Wanda sighed, hopping up from the settee and approaching them, her tone gentle rather than demanding like Nina's. "How do you know this, Hervé?"
"Witches are my business, of course, mon amie. All witches have ze broom, and I am a witch's broom. Robbie must be a witch!"
Letting go of Hervé, Robbie began to laugh out loud, the sound echoing around the enormous chambers of the basement as she gasped for air, bending at the waist.
Tottington put his hand on her back. "Roberta, do remember your standing."
She threw her head back and laughed harder until tears streamed down her face. "My standing ? My. Standing? Fuck my standing, Tottington! This is crackers! A witch?" She took a deep, ragged breath to control her laughter. "We're standing here in a damn castle, with a violent supermodel and two hot babes who haven't blinked twice since we told them my story, with a talking broom named Hervé, and he's telling me I must be a witch—and you're worried about my standing? Have you lost your stiff upper lip's mind?"
Tottington gave her a haughty look of disapproval, the only sign he might be even a little angry were his flashing eyes. "Surely, there's a better way to express your disbelief than with foul language."
Just as she cocked her head at T, preparing to let him have it, a tall drink of water sauntered into the room with a short blue man in a suit a lot like Tottington's, cutting off her rant.
A blue man.
But forget the blue man.
There was a tall man with chin-length hair the color of a good whiskey (and she knew good whiskey) with deep gold streaks threading through it, the greenest eyes she'd ever seen, wearing a pair of worn jeans that clung to his muscled thighs and a flannel shirt under a puffy black vest.
He was so good-looking, Robbie caught her breath, stopping cold as the blue man (the blue man!), introduced him.

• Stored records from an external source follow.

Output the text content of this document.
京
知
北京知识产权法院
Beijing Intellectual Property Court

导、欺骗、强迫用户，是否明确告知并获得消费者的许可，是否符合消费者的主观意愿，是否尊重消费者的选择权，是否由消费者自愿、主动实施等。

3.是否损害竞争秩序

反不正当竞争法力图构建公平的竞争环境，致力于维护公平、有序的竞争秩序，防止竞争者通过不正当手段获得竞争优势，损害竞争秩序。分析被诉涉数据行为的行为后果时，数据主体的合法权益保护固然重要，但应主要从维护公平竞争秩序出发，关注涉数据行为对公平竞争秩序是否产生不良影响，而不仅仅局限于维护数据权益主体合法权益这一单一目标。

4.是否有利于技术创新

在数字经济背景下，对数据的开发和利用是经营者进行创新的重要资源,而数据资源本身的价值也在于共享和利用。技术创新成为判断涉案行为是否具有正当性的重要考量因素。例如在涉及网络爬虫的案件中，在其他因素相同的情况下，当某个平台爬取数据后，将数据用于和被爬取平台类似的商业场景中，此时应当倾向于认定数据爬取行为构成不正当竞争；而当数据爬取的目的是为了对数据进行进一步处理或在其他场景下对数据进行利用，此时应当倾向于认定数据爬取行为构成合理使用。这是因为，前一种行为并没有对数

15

"Ladies," he said in a rich British accent, again a lot like Tottington's. "This is Master Greer Winthrop, and he claims to have vital information involving your newest client, Ms. Roberta Tisdale. Do make him feel welcome."
Everyone, including Robbie, stopped all motion and looked his way.
He eyed them all with a hard but curious glance, and said, "As Archibald said, I'm Greer Winthrop, and I believe you ," he pointed at Robbie with a flare of his nostrils, "have my grandmother's hand."